Remember PE kit. Cancel free trial. Call mum. Everyone writes instructions to their future selves. But what happens if the future starts writing back? Fringe first-timer Doctor Rosy Carrick is about to find out…
Pipping Jodie Whittaker to the post as the world’s first female time travelling doctor, Rosy has been charged with the task of building a time machine. Why? Because her future self has already done so and is stranded 100 years in the past.
Thus begins a high-octane mission of science, sci-fi and serious attention to Arnold Schwarzenegger, as Rosy weighs up the glory of being a time travelling superstar against the fear that every decision she makes might take her into a parallel timeline and away from her predestined path. What if she’s doing it all wrong?
Encompassing ideas around fate, destiny and self-determination, the narrative is told as a true story, weaving itself into real-life events until fact and fiction become indistinguishable. The magical realism of Passionate Machine does not require a suspension of disbelief – it invokes one.
Featuring a diverse cast of real-life characters including David Bowie, Vladimir Mayakovsky and Rocky Balboa, and set against the questionable theoretical framework of all your favourite time travel movies, Passionate Machine is an exhilarating, thought-provoking and terrifically funny story about letting go, having the courage to take the untrodden path, and finding yourself – literally.
In preview at Brighton Fringe, Passionate Machine won the Best New Play Award. It is directed by Kate Bonna, Fringe First winner and Most Promising New Playwright at the 2018 Off West End Awards.

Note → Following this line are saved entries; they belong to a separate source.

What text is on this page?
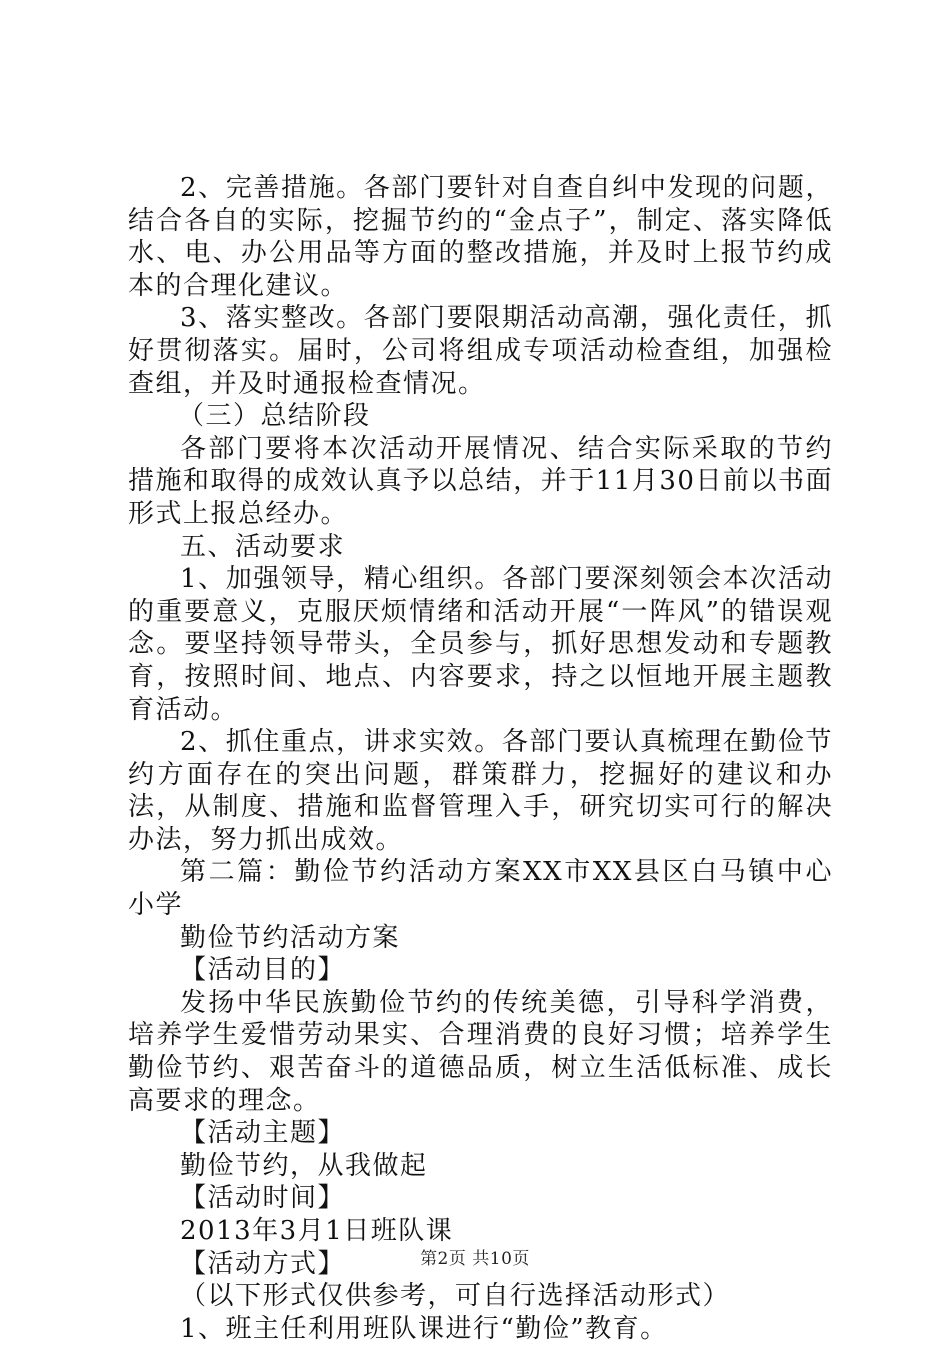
2、完善措施。各部门要针对自查自纠中发现的问题，结合各自的实际，挖掘节约的“金点子”，制定、落实降低水、电、办公用品等方面的整改措施，并及时上报节约成本的合理化建议。

3、落实整改。各部门要限期活动高潮，强化责任，抓好贯彻落实。届时，公司将组成专项活动检查组，加强检查组，并及时通报检查情况。

（三）总结阶段

各部门要将本次活动开展情况、结合实际采取的节约措施和取得的成效认真予以总结，并于11月30日前以书面形式上报总经办。

五、活动要求

1、加强领导，精心组织。各部门要深刻领会本次活动的重要意义，克服厌烦情绪和活动开展“一阵风”的错误观念。要坚持领导带头，全员参与，抓好思想发动和专题教育，按照时间、地点、内容要求，持之以恒地开展主题教育活动。

2、抓住重点，讲求实效。各部门要认真梳理在勤俭节约方面存在的突出问题，群策群力，挖掘好的建议和办法，从制度、措施和监督管理入手，研究切实可行的解决办法，努力抓出成效。

第二篇：勤俭节约活动方案XX市XX县区白马镇中心小学

勤俭节约活动方案

【活动目的】

发扬中华民族勤俭节约的传统美德，引导科学消费，培养学生爱惜劳动果实、合理消费的良好习惯；培养学生勤俭节约、艰苦奋斗的道德品质，树立生活低标准、成长高要求的理念。

【活动主题】

勤俭节约，从我做起

【活动时间】

2013年3月1日班队课

【活动方式】

（以下形式仅供参考，可自行选择活动形式）

1、班主任利用班队课进行“勤俭”教育。

第2页 共10页
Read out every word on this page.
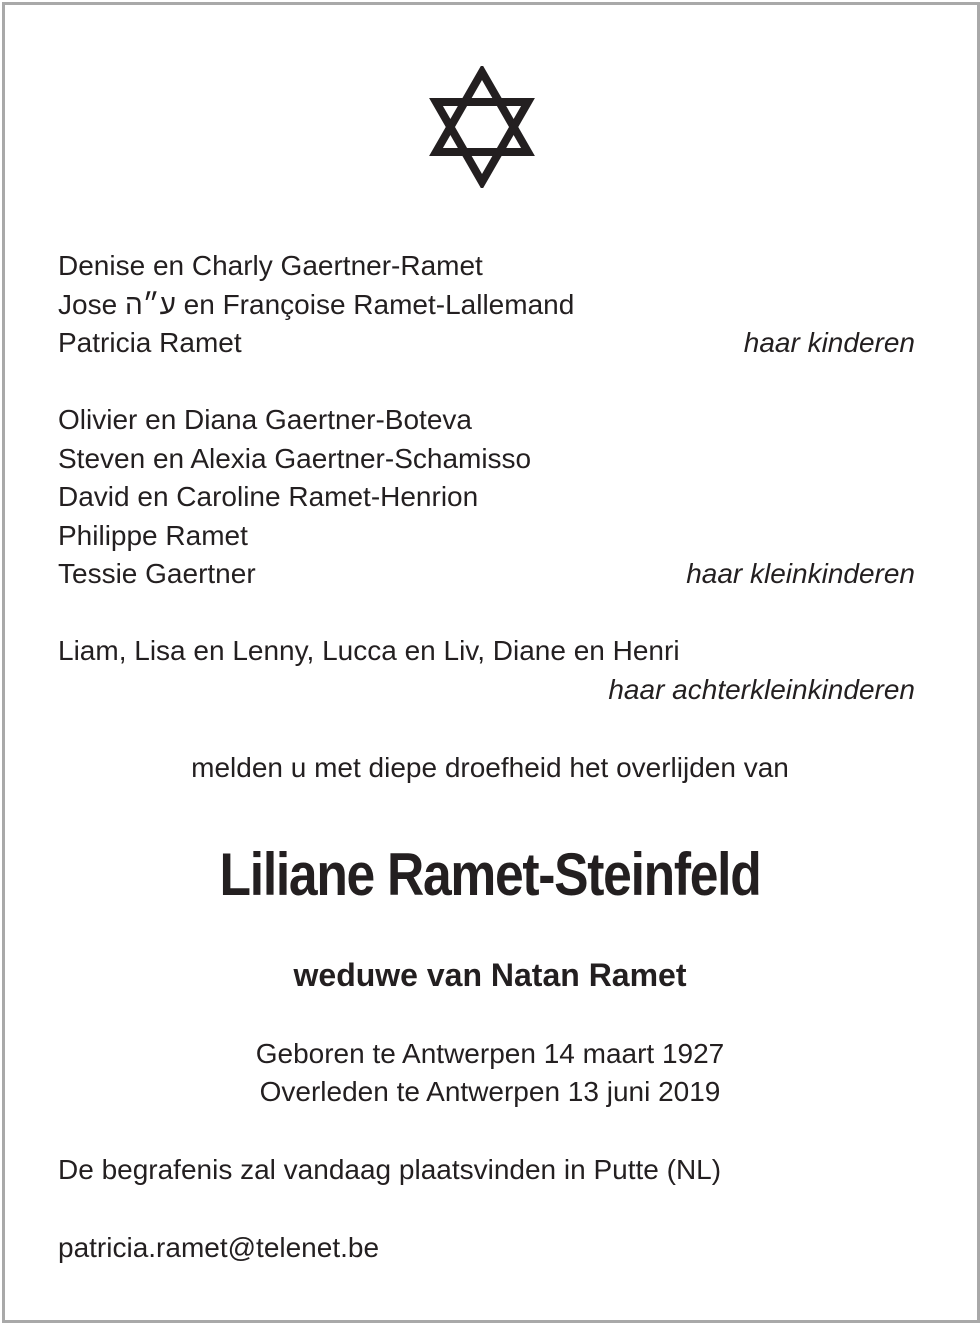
Denise en Charly Gaertner-Ramet
Jose ע״ה en Françoise Ramet-Lallemand
Patricia Ramet	haar kinderen
Olivier en Diana Gaertner-Boteva
Steven en Alexia Gaertner-Schamisso
David en Caroline Ramet-Henrion
Philippe Ramet
Tessie Gaertner	haar kleinkinderen
Liam, Lisa en Lenny, Lucca en Liv, Diane en Henri
haar achterkleinkinderen
melden u met diepe droefheid het overlijden van
Liliane Ramet-Steinfeld
weduwe van Natan Ramet
Geboren te Antwerpen 14 maart 1927
Overleden te Antwerpen 13 juni 2019
De begrafenis zal vandaag plaatsvinden in Putte (NL)
patricia.ramet@telenet.be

Dr. Rosy Carrick is a writer, performer and translator and one of the UK’s most unusual and exciting contemporary poets. She has co-hosted the Latitude Festival poetry stage since 2010, and is co-curator, alongside Luke Wright, of the Port Eliot Festival poetry stage. She has a PhD on the poetry of Vladimir Mayakovsky, and has published two books of his work in translation. Rosy’s debut poetry collection Chokey is published by Burning Eye Books in June 2018.